Earlier this month I covered how changes in FeedDemon (my main RSS reader at the time) caught me off guard. I considered buying new paid version, but I was in very wrong mood to go that way. I decided to try to go for other half of equation and see if Google Reader will work for me as single web app.
I gradually stopped launching FeedDemon and in few days I just realized stopped to bother me. So how does world largest RSS reader by Google works for me?
For example there is quite known Helvetireader project that completely overhauls interface. It was somewhat glitchy in Opera (and somewhat overkill of a makeover) so I went for few bits of custom CSS to strip most of interface away.
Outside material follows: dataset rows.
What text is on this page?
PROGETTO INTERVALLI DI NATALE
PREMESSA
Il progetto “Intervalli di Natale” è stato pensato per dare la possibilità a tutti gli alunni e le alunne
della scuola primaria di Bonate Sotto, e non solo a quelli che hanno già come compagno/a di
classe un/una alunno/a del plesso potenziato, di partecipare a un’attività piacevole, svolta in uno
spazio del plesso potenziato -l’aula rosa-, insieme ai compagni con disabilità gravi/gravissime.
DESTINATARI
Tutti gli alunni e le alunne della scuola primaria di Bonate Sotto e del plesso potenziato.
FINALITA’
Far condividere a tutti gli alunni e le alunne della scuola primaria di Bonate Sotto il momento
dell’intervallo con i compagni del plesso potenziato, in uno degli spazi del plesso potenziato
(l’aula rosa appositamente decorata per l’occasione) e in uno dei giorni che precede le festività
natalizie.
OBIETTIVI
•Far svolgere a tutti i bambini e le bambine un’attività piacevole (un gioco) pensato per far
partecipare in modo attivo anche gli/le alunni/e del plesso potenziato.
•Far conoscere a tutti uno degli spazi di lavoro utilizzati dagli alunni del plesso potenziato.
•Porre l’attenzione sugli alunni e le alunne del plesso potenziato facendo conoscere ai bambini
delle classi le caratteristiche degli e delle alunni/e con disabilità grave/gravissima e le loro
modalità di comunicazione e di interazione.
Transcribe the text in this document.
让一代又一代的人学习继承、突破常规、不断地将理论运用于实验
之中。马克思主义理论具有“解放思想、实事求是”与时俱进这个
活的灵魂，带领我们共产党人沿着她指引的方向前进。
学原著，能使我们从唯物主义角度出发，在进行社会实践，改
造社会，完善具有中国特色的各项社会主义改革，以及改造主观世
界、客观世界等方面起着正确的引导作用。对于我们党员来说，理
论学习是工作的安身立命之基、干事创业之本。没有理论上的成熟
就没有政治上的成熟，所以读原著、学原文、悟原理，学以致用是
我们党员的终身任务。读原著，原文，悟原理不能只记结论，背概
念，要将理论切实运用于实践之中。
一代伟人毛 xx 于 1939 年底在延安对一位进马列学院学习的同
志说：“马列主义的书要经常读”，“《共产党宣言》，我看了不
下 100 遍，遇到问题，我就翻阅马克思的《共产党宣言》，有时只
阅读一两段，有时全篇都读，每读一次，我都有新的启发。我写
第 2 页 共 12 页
There is also extensive set of keyboard shortcuts. I am 50/50 on those – some work the way I like, some not really. Shortcuts in web apps in general are not yet as common and unified as on desktop.
Desktop RSS readers download and process actual RSS files for an update. Which is definitive action that can be scheduled or run on demand.
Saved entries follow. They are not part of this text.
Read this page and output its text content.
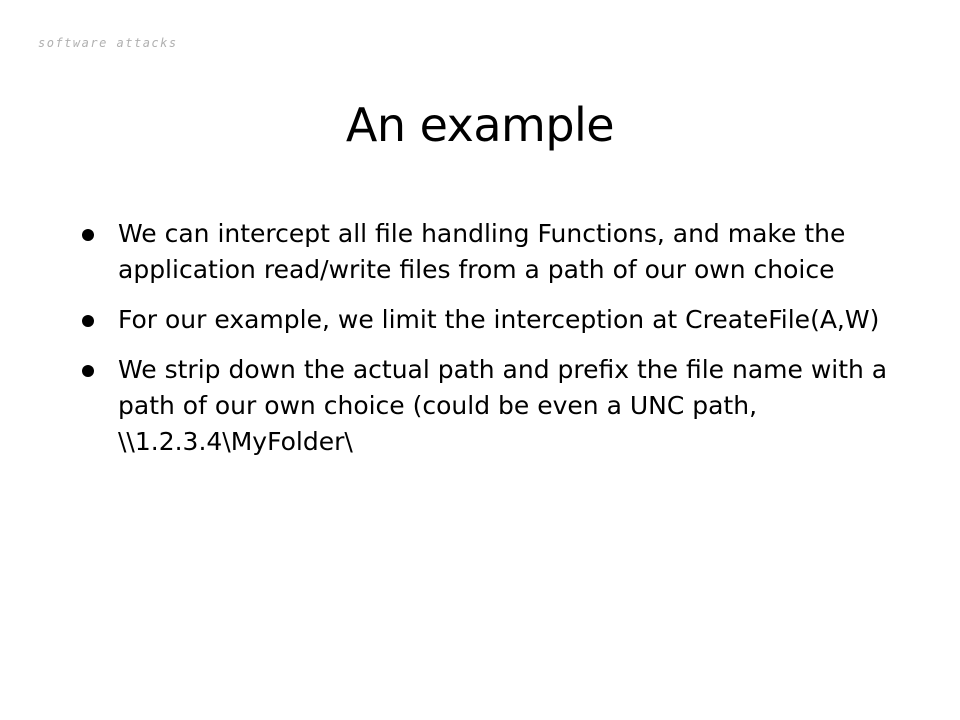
software attacks
An example
We can intercept all file handling Functions, and make the application read/write files from a path of our own choice
For our example, we limit the interception at CreateFile(A,W)
We strip down the actual path and prefix the file name with a path of our own choice (could be even a UNC path, \\1.2.3.4\MyFolder\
Google Reader is quite different in this regard – it is guided completely by some internal logic on how often feeds should be updated and it is per-feed parameter. In practice this means that while popular feeds are very snappy, less popular ones can have considerable update lag.
It is especially bad for complex dynamic feeds from some web services. They are effectively unique or near-unique and/or don’t play well with Google Reader. As result they can lag for days or even get stuck completely.
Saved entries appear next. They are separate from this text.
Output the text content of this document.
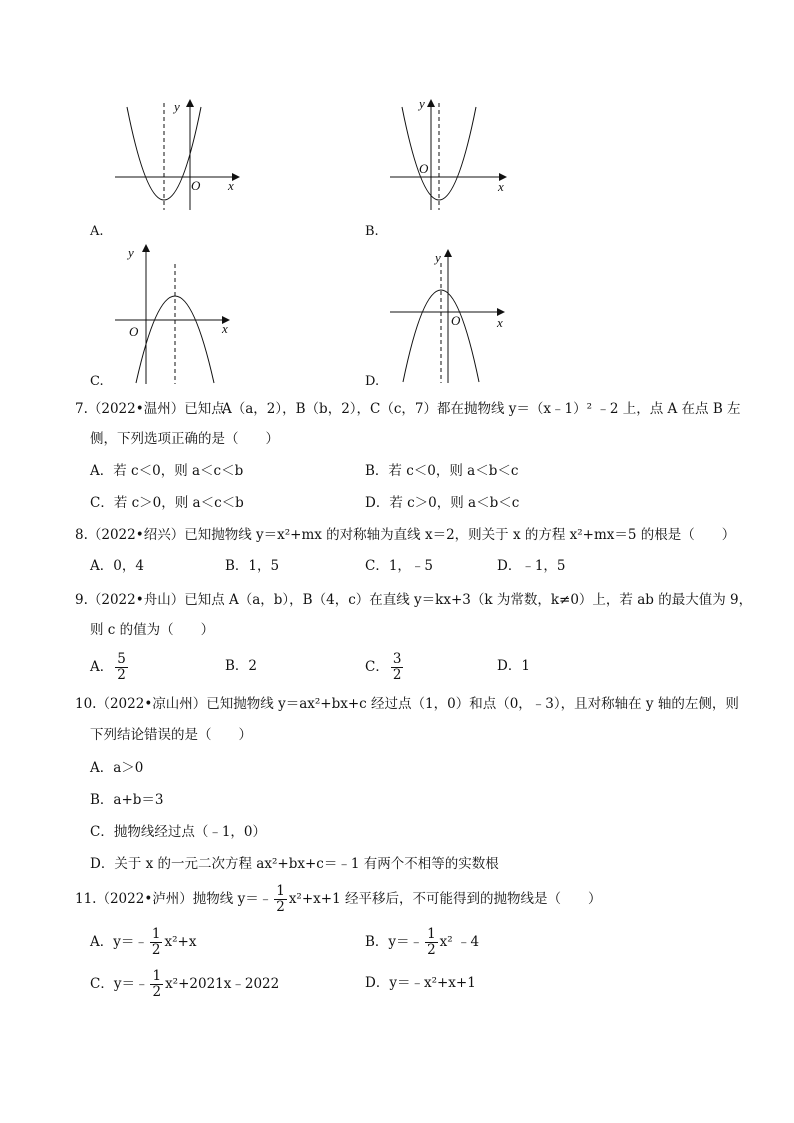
x
y
O
A.
x
y
O
B.
x
y
O
C.
x
y
O
D.
7.（2022•温州）已知点
A（a，2），B（b，2），C（c，7）都在抛物线 y＝（x﹣1）² ﹣2 上，点 A 在点 B 左
侧，下列选项正确的是（　　）
A．若 c＜0，则 a＜c＜b	B．若 c＜0，则 a＜b＜c
C．若 c＞0，则 a＜c＜b	D．若 c＞0，则 a＜b＜c
8.（2022•绍兴）已知抛物线 y＝x²+mx 的对称轴为直线 x＝2，则关于 x 的方程 x²+mx＝5 的根是（　　）
A．0，4	B．1，5	C．1，﹣5	D．﹣1，5
9.（2022•舟山）已知点 A（a，b），B（4，c）在直线 y＝kx+3（k 为常数，k≠0）上，若 ab 的最大值为 9，
则 c 的值为（　　）
A． $\frac{5}{2}$	B．2	C． $\frac{3}{2}$	D．1
10.（2022•凉山州）已知抛物线 y＝ax²+bx+c 经过点（1，0）和点（0，﹣3），且对称轴在 y 轴的左侧，则
下列结论错误的是（　　）
A．a＞0
B．a+b＝3
C．抛物线经过点（﹣1，0）
D．关于 x 的一元二次方程 ax²+bx+c＝﹣1 有两个不相等的实数根
11.（2022•泸州）抛物线 y＝﹣ $\frac{1}{2} x^2+x+1$ 经平移后，不可能得到的抛物线是（　　）
A．y＝﹣ $\frac{1}{2} x^2+x$	B．y＝﹣ $\frac{1}{2} x^2$ ﹣4
C．y＝﹣ $\frac{1}{2}$ x²+2021x﹣2022	D．y＝﹣x²+x+1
It won’t be Google without number crunching in background. There is Trends area that calculates statistics for your reading overall and individual feed.
But what I like most is not what feeds I am interested in, but those I might not be. Inactive and Most Obscure statistics do a great job at singling out feeds that may got broken, not updated in a long time or otherwise irrelevant.
Lack of features
Google Reader lets you read feeds, but that is pretty much only thing it can do with them. Strangely it has next to none advanced functionality, such as filtering. Gmail is similar in form and has killer filters functionality, Google Reader has zilch.
I did some googling around on this and some other possible improvements. Discouragingly, despite them being requested for years, I mostly read references that team, handling Google Reader, is (relatively) small and lacks resources for implementing more complex functionality.
I really wonder why product that is so close to Gmail both in principle and being good advertisement platform is on so different resources diet.
On the go
I still mourn loss of awesome Newsgator Online mobile site for feeds. Google Reader has two versions of site for mobile devices, but neither really strikes good balance of minimalism and usability.
Google Reader is mature and robust web application from major company. It is very viable as main feed reader. Still it is one of those projects that gives me worrying not-a-priority vibe.